The hop to `rerank.text` is done via the bus, not via direct import. This keeps the policy ("which model?", "is reranking available?") in the service and out of the RAG core.

If `rerank.text@1.0` is unavailable in the local mesh, RAG falls back to dense scores alone and logs `rag.rerank_skipped` counter (not an error).

### 4.7 Integration with Marketplace (M06 extension)
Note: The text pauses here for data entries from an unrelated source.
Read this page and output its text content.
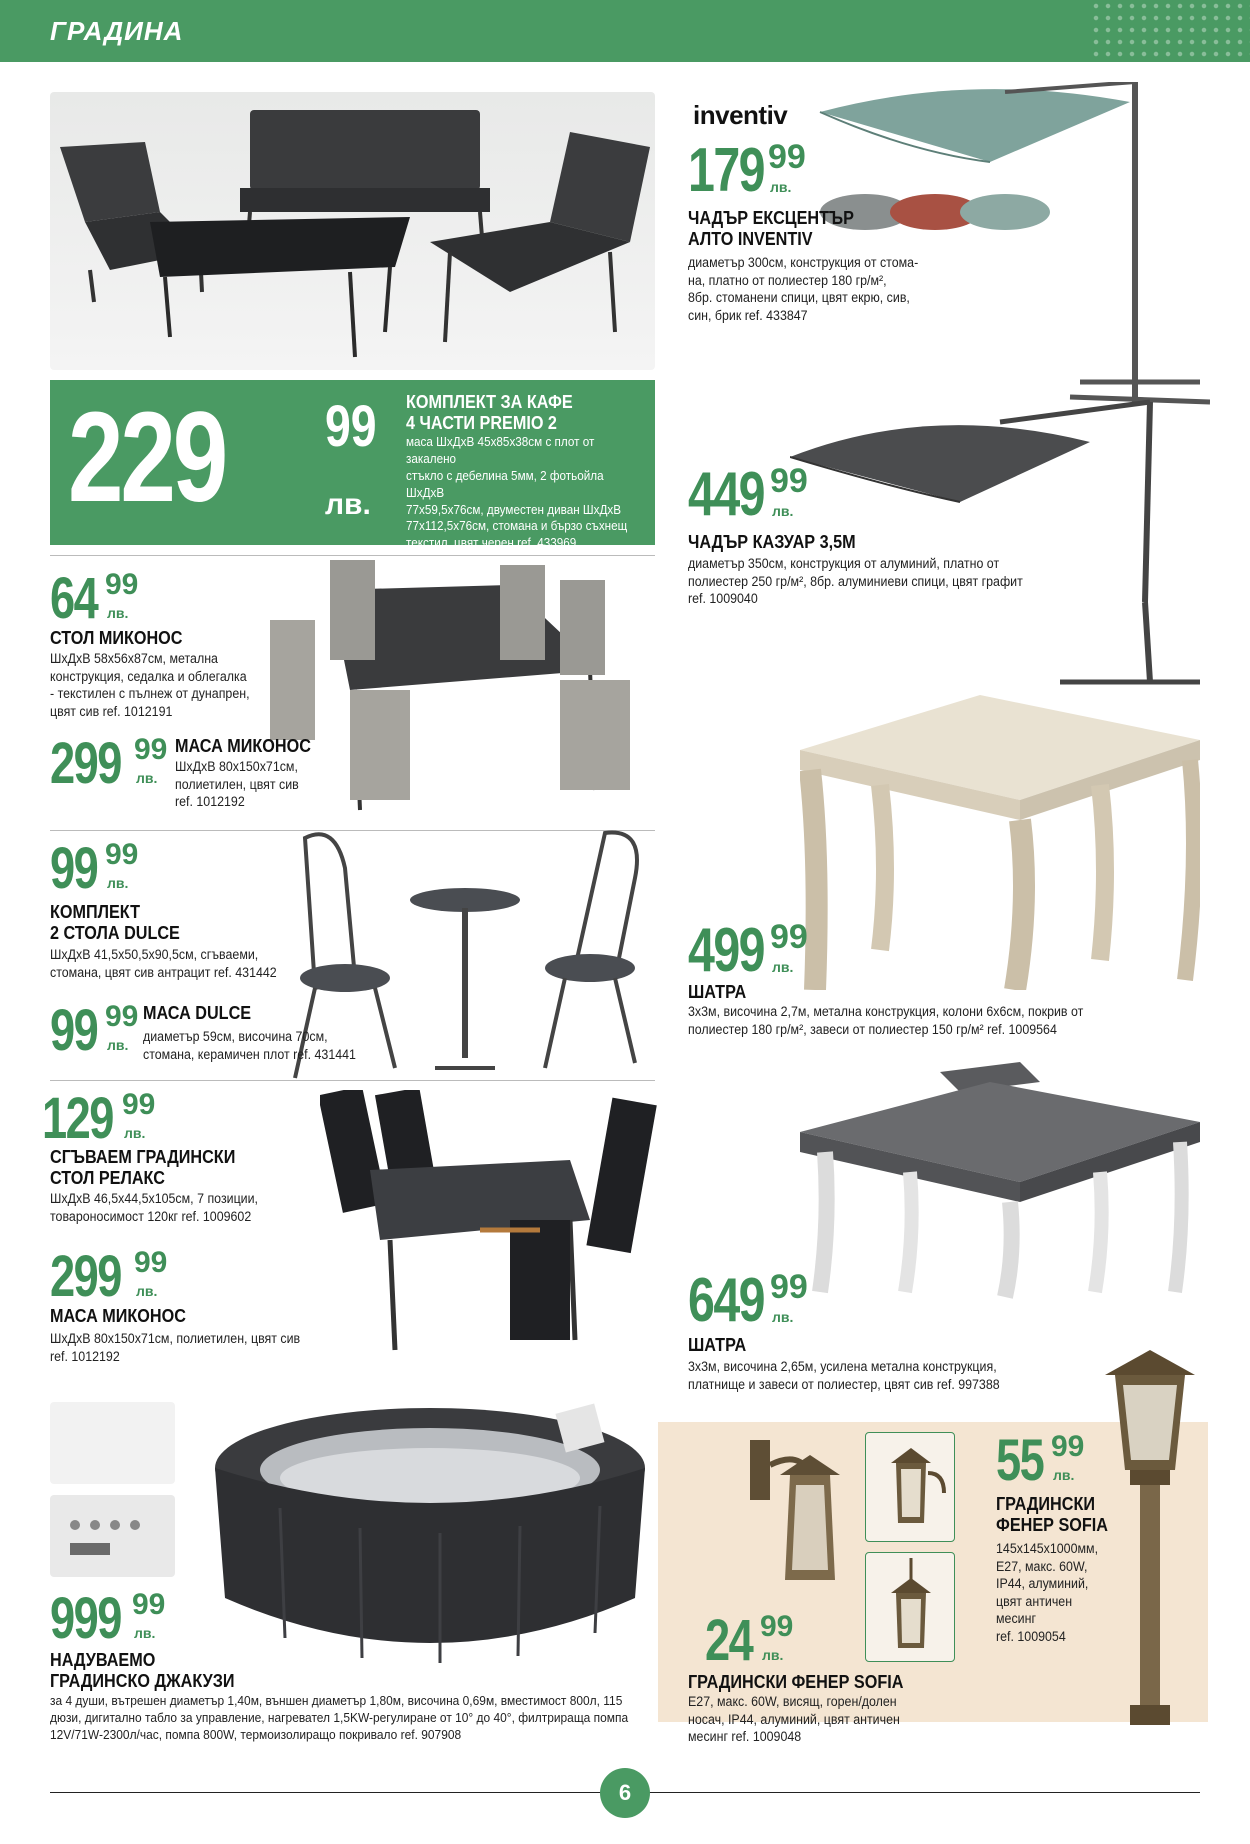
ГРАДИНА
229 99
лв.
КОМПЛЕКТ ЗА КАФЕ
4 ЧАСТИ PREMIO 2
маса ШхДхВ 45х85х38см с плот от закалено
стъкло с дебелина 5мм, 2 фотьойла ШхДхВ
77х59,5х76см, двуместен диван ШхДхВ
77х112,5х76см, стомана и бързо съхнещ
текстил, цвят черен ref. 433969
inventiv
179 99
лв.
ЧАДЪР ЕКСЦЕНТЪР
АЛТО INVENTIV
диаметър 300см, конструкция от стома-
на, платно от полиестер 180 гр/м²,
8бр. стоманени спици, цвят екрю, сив,
син, брик ref. 433847
449 99
лв.
ЧАДЪР КАЗУАР 3,5М
диаметър 350см, конструкция от алуминий, платно от
полиестер 250 гр/м², 8бр. алуминиеви спици, цвят графит
ref. 1009040
64 99
лв.
СТОЛ МИКОНОС
ШхДхВ 58х56х87см, метална
конструкция, седалка и облегалка
- текстилен с пълнеж от дунапрен,
цвят сив ref. 1012191
299 99
лв.
МАСА МИКОНОС
ШхДхВ 80х150х71см,
полиетилен, цвят сив
ref. 1012192
499 99
лв.
ШАТРА
3х3м, височина 2,7м, метална конструкция, колони 6х6см, покрив от
полиестер 180 гр/м², завеси от полиестер 150 гр/м² ref. 1009564
99 99
лв.
КОМПЛЕКТ
2 СТОЛА DULCE
ШхДхВ 41,5х50,5х90,5см, сгъваеми,
стомана, цвят сив антрацит ref. 431442
99 99
лв.
МАСА DULCE
диаметър 59см, височина 70см,
стомана, керамичен плот ref. 431441
129 99
лв.
СГЪВАЕМ ГРАДИНСКИ
СТОЛ РЕЛАКС
ШхДхВ 46,5х44,5х105см, 7 позиции,
товароносимост 120кг ref. 1009602
299 99
лв.
МАСА МИКОНОС
ШхДхВ 80х150х71см, полиетилен, цвят сив
ref. 1012192
649 99
лв.
ШАТРА
3х3м, височина 2,65м, усилена метална конструкция,
платнище и завеси от полиестер, цвят сив ref. 997388
999 99
лв.
НАДУВАЕМО
ГРАДИНСКО ДЖАКУЗИ
за 4 души, вътрешен диаметър 1,40м, външен диаметър 1,80м, височина 0,69м, вместимост 800л, 115
дюзи, дигитално табло за управление, нагревател 1,5KW-регулиране от 10° до 40°, филтрираща помпа
12V/71W-2300л/час, помпа 800W, термоизолиращо покривало ref. 907908
55 99
лв.
ГРАДИНСКИ
ФЕНЕР SOFIA
145х145х1000мм,
E27, макс. 60W,
IP44, алуминий,
цвят античен
месинг
ref. 1009054
24 99
лв.
ГРАДИНСКИ ФЕНЕР SOFIA
E27, макс. 60W, висящ, горен/долен
носач, IP44, алуминий, цвят античен
месинг ref. 1009048
6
`market.search` follows the same pattern when the query is natural-language. For tag-based queries it skips reranking.

---

## 5. Errors

| Code | Cause |
|------|-------|
| `bad_request` | `len(documents) > RERANK_MAX_DOCS`, empty query, malformed payload |
| `unavailable` | Backend loading or hardware unavailable |
| `model_not_found` | Requested `params.model` is not installed |

`unavailable` is retryable; the other two are not.

---

## 6. Configuration

```toml
[services.rerank]
enabled                  = true
default_model            = "BAAI/bge-reranker-v2-m3"
device                   = "auto"             # "auto" | "cuda" | "cpu"
max_batch                = 32
max_doc_chars            = 2048
load_timeout_seconds     = 60
trust_required           = "member"
```

Behind a feature flag: when `enabled=false`, the capability simply does not register and RAG falls back to dense-only.

---

## 7. Tests

### 7.1 Unit
- Sorting: scores `[0.1, 0.9, 0.5]` produce ranked order `[1, 2, 0]`
- Truncation: 4000-char doc gets truncated to 2048 before scoring
- `top_k` honoured; returns at most `top_k` results
- Bad request when `documents=[]` or `len > RERANK_MAX_DOCS`

### 7.2 Integration
- End-to-end: `rag.query` with reranking vs without, on the niederrhein-emergency corpus, asserts at least one expected document moves into top 3 with rerank that wasn't there without
- Cross-language: German query, mixed German/English candidates, BGE reranker should put the German candidate first when relevance is equal

### 7.3 Performance
- 100 docs @ 1024 chars: p50 ≤ 300ms on RTX 5090; p95 ≤ 600ms
- CPU fallback (no GPU): p50 ≤ 4s for 50 docs (acceptable; degraded)

### 7.4 Failure-mode
- Backend crash mid-call: caller receives `unavailable`; service self-heals on next call
- Concurrent calls: 20 parallel reranks should not deadlock; backend serialises behind a single semaphore

---

## 8. Cross-references

- Capability spec: [CAPABILITY_CONTRACT_v2 §4.15](../CAPABILITY_CONTRACT_v2.md#415-reranktext10)
- Used by: M05 RAG extension, M06 Marketplace extension
- Observability: emits `rerank.calls_total`, `rerank.latency_ms`, `rerank.docs_truncated`, `rerank.errors_total{code}`

---

## 9. Open questions

1. **Reciprocal rank fusion** with dense scores as the alternative when rerank is unavailable — worth implementing in M05 as the fallback path?
2. **ColBERT-style late interaction** — heavier model, higher quality. Worth a second backend, or wait for Phase 3 to evaluate?
3. **Reranker for code/diff content** — different model family (e.g. `BAAI/bge-code-reranker`). Should `params.model` selection be auto-inferred from query/doc content?
4. **Caching** — query+doc-pair hash → score, evict LRU. Worth it for repeated queries in chat-driven RAG sessions, or premature optimisation?